L’Autoritratto come allegoria della Pittura – che, in fondo a questa pagina potremo ingrandire notevolmente, fino a vedere ogni singola pennellata – è un dipinto a olio su tela (98,6x 75,2 com) di realizzato nel 1638-39 da Artemisia Gentileschi. È conservato a Londra al Kensington Palace.
Il quadro – firmato con la sigla A.G.F. cioè Artemisia Gentileschi fecit – era nella collezione di re Carlo I.

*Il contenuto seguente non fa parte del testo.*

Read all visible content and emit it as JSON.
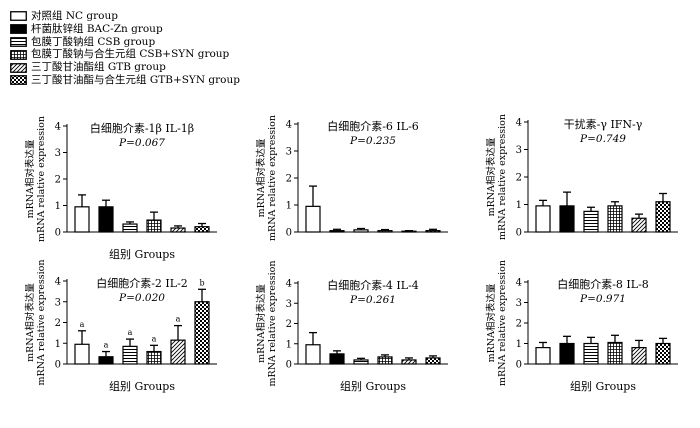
{
  "legend": [
    {
      "label": "对照组  NC group",
      "pattern": "white"
    },
    {
      "label": "杆菌肽锌组  BAC-Zn group",
      "pattern": "black"
    },
    {
      "label": "包膜丁酸钠组  CSB group",
      "pattern": "hlines"
    },
    {
      "label": "包膜丁酸钠与合生元组  CSB+SYN group",
      "pattern": "grid"
    },
    {
      "label": "三丁酸甘油酯组  GTB group",
      "pattern": "diag"
    },
    {
      "label": "三丁酸甘油酯与合生元组  GTB+SYN group",
      "pattern": "check"
    }
  ],
  "colors": {
    "ink": "#000000",
    "fill": "#ffffff"
  },
  "chart_data": [
    {
      "type": "bar",
      "title": "白细胞介素-1β IL-1β",
      "pvalue": "P=0.067",
      "ylabel_cn": "mRNA相对表达量",
      "ylabel_en": "mRNA relative expression",
      "xlabel": "组别 Groups",
      "ylim": [
        0,
        4
      ],
      "yticks": [
        "0",
        "1",
        "2",
        "3",
        "4"
      ],
      "series": [
        {
          "values": [
            0.95,
            0.95,
            0.3,
            0.45,
            0.15,
            0.2
          ],
          "errors": [
            0.45,
            0.25,
            0.08,
            0.3,
            0.08,
            0.12
          ]
        }
      ],
      "annotations": []
    },
    {
      "type": "bar",
      "title": "白细胞介素-6 IL-6",
      "pvalue": "P=0.235",
      "ylabel_cn": "mRNA相对表达量",
      "ylabel_en": "mRNA relative expression",
      "xlabel": "",
      "ylim": [
        0,
        4
      ],
      "yticks": [
        "0",
        "1",
        "2",
        "3",
        "4"
      ],
      "series": [
        {
          "values": [
            0.95,
            0.05,
            0.08,
            0.05,
            0.03,
            0.05
          ],
          "errors": [
            0.75,
            0.05,
            0.05,
            0.04,
            0.02,
            0.05
          ]
        }
      ],
      "annotations": []
    },
    {
      "type": "bar",
      "title": "干扰素-γ IFN-γ",
      "pvalue": "P=0.749",
      "ylabel_cn": "mRNA相对表达量",
      "ylabel_en": "mRNA relative expression",
      "xlabel": "",
      "ylim": [
        0,
        4
      ],
      "yticks": [
        "0",
        "1",
        "2",
        "3",
        "4"
      ],
      "series": [
        {
          "values": [
            0.95,
            0.95,
            0.75,
            0.95,
            0.5,
            1.1
          ],
          "errors": [
            0.2,
            0.5,
            0.15,
            0.15,
            0.15,
            0.3
          ]
        }
      ],
      "annotations": []
    },
    {
      "type": "bar",
      "title": "白细胞介素-2 IL-2",
      "pvalue": "P=0.020",
      "ylabel_cn": "mRNA相对表达量",
      "ylabel_en": "mRNA relative expression",
      "xlabel": "组别 Groups",
      "ylim": [
        0,
        4
      ],
      "yticks": [
        "0",
        "1",
        "2",
        "3",
        "4"
      ],
      "series": [
        {
          "values": [
            0.95,
            0.35,
            0.85,
            0.6,
            1.15,
            3.0
          ],
          "errors": [
            0.65,
            0.25,
            0.35,
            0.3,
            0.7,
            0.6
          ]
        }
      ],
      "annotations": [
        "a",
        "a",
        "a",
        "a",
        "a",
        "b"
      ]
    },
    {
      "type": "bar",
      "title": "白细胞介素-4 IL-4",
      "pvalue": "P=0.261",
      "ylabel_cn": "mRNA相对表达量",
      "ylabel_en": "mRNA relative expression",
      "xlabel": "组别 Groups",
      "ylim": [
        0,
        4
      ],
      "yticks": [
        "0",
        "1",
        "2",
        "3",
        "4"
      ],
      "series": [
        {
          "values": [
            0.95,
            0.5,
            0.2,
            0.35,
            0.2,
            0.3
          ],
          "errors": [
            0.6,
            0.15,
            0.08,
            0.1,
            0.1,
            0.1
          ]
        }
      ],
      "annotations": []
    },
    {
      "type": "bar",
      "title": "白细胞介素-8 IL-8",
      "pvalue": "P=0.971",
      "ylabel_cn": "mRNA相对表达量",
      "ylabel_en": "mRNA relative expression",
      "xlabel": "组别 Groups",
      "ylim": [
        0,
        4
      ],
      "yticks": [
        "0",
        "1",
        "2",
        "3",
        "4"
      ],
      "series": [
        {
          "values": [
            0.8,
            1.0,
            1.0,
            1.05,
            0.8,
            1.0
          ],
          "errors": [
            0.25,
            0.35,
            0.3,
            0.35,
            0.35,
            0.25
          ]
        }
      ],
      "annotations": []
    }
  ]
}
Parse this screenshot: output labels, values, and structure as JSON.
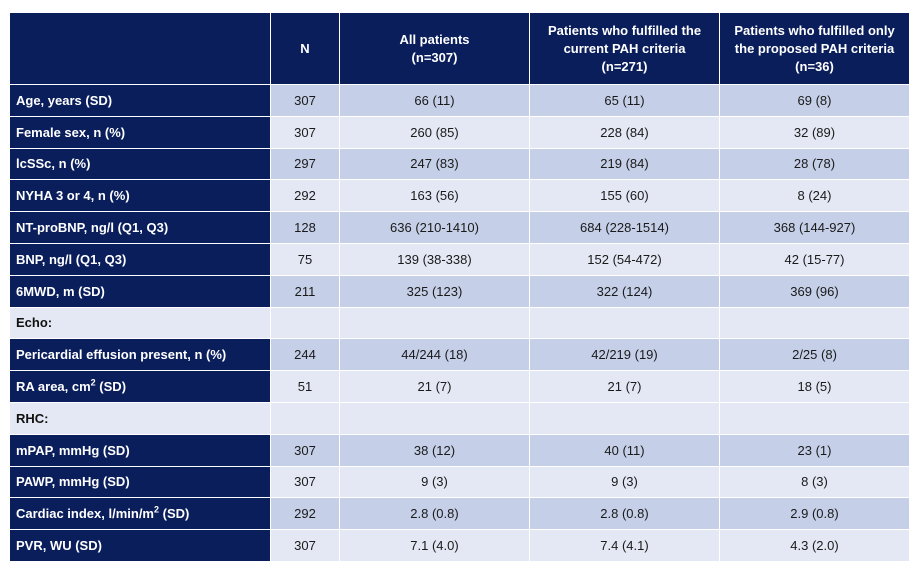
{
  "header": {
    "col0": "",
    "col1": "N",
    "col2": [
      "All patients",
      "(n=307)"
    ],
    "col3": [
      "Patients who fulfilled the",
      "current PAH criteria",
      "(n=271)"
    ],
    "col4": [
      "Patients who fulfilled only",
      "the proposed PAH criteria",
      "(n=36)"
    ]
  },
  "rows": [
    {
      "label": "Age, years (SD)",
      "n": "307",
      "all": "66 (11)",
      "current": "65 (11)",
      "proposed": "69 (8)"
    },
    {
      "label": "Female sex, n (%)",
      "n": "307",
      "all": "260 (85)",
      "current": "228 (84)",
      "proposed": "32 (89)"
    },
    {
      "label": "lcSSc, n (%)",
      "n": "297",
      "all": "247 (83)",
      "current": "219 (84)",
      "proposed": "28 (78)"
    },
    {
      "label": "NYHA 3 or 4, n (%)",
      "n": "292",
      "all": "163 (56)",
      "current": "155 (60)",
      "proposed": "8 (24)"
    },
    {
      "label": "NT-proBNP, ng/l (Q1, Q3)",
      "n": "128",
      "all": "636 (210-1410)",
      "current": "684 (228-1514)",
      "proposed": "368 (144-927)"
    },
    {
      "label": "BNP, ng/l (Q1, Q3)",
      "n": "75",
      "all": "139 (38-338)",
      "current": "152 (54-472)",
      "proposed": "42 (15-77)"
    },
    {
      "label": "6MWD, m (SD)",
      "n": "211",
      "all": "325 (123)",
      "current": "322 (124)",
      "proposed": "369 (96)"
    }
  ],
  "section_echo": "Echo:",
  "echo_rows": [
    {
      "label": "Pericardial effusion present, n (%)",
      "n": "244",
      "all": "44/244 (18)",
      "current": "42/219 (19)",
      "proposed": "2/25 (8)"
    },
    {
      "label_pre": "RA area, cm",
      "label_sup": "2",
      "label_post": " (SD)",
      "n": "51",
      "all": "21 (7)",
      "current": "21 (7)",
      "proposed": "18 (5)"
    }
  ],
  "section_rhc": "RHC:",
  "rhc_rows": [
    {
      "label": "mPAP, mmHg (SD)",
      "n": "307",
      "all": "38 (12)",
      "current": "40 (11)",
      "proposed": "23 (1)"
    },
    {
      "label": "PAWP, mmHg (SD)",
      "n": "307",
      "all": "9 (3)",
      "current": "9 (3)",
      "proposed": "8 (3)"
    },
    {
      "label_pre": "Cardiac index, l/min/m",
      "label_sup": "2",
      "label_post": " (SD)",
      "n": "292",
      "all": "2.8 (0.8)",
      "current": "2.8 (0.8)",
      "proposed": "2.9 (0.8)"
    },
    {
      "label": "PVR, WU (SD)",
      "n": "307",
      "all": "7.1 (4.0)",
      "current": "7.4 (4.1)",
      "proposed": "4.3 (2.0)"
    }
  ]
}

Si tratta di una splendida Allegoria della Pittura, eseguita in accordo con i canoni iconografici descritti nella Iconologia di Cesare Ripa (1611): la Pittura è personificata da una donna che porta al collo una lunga catena d’oro con un medaglione in forma di maschera, ha i capelli neri un po’ scarmigliati, indossa una veste di colore cangiante, tiene con una mano il pennello e con l’altra la tavolozza. Ma se gli elementi simbolici rispettano un canone, l’impaginazione è incisiva e a tratti violenta nell’occupazione degli spazi. Artemisia, in veste di pittura, dilaga e cinge a tenaglia la tela che è “cruda” e appare nella verità oggettiva del materiale.
Questa posa dinamica, che pare scattare da una reazione di ribellione, è frutto del temperamento dell’artista che, dopo la violenza sessuale subita da parte di un collega del padre pittore , l’inganno protratto di costui che le aveva promesso un matrimonio riparatore, le deposizioni al processo per violenza, il pubblico dileggio, aveva assunto un’autonomia e un orgoglio che la portarono spesso a difendere rabbiosamente i propri spazi e a proclamare la propria presenza come autrice e probabilmente come modella di se stessa. L’autoritratto come Allegoria della pittura fu siglato per evitare che altri ne assumessero la paternità, per ribadire la specificità dell’autrice e probabilmente anche per una forma pubblicitaria. Volto e sigla avrebbero riportato alla sua identità. Com’è noto, a quell’epoca i quadri erano raramente siglati o firmati.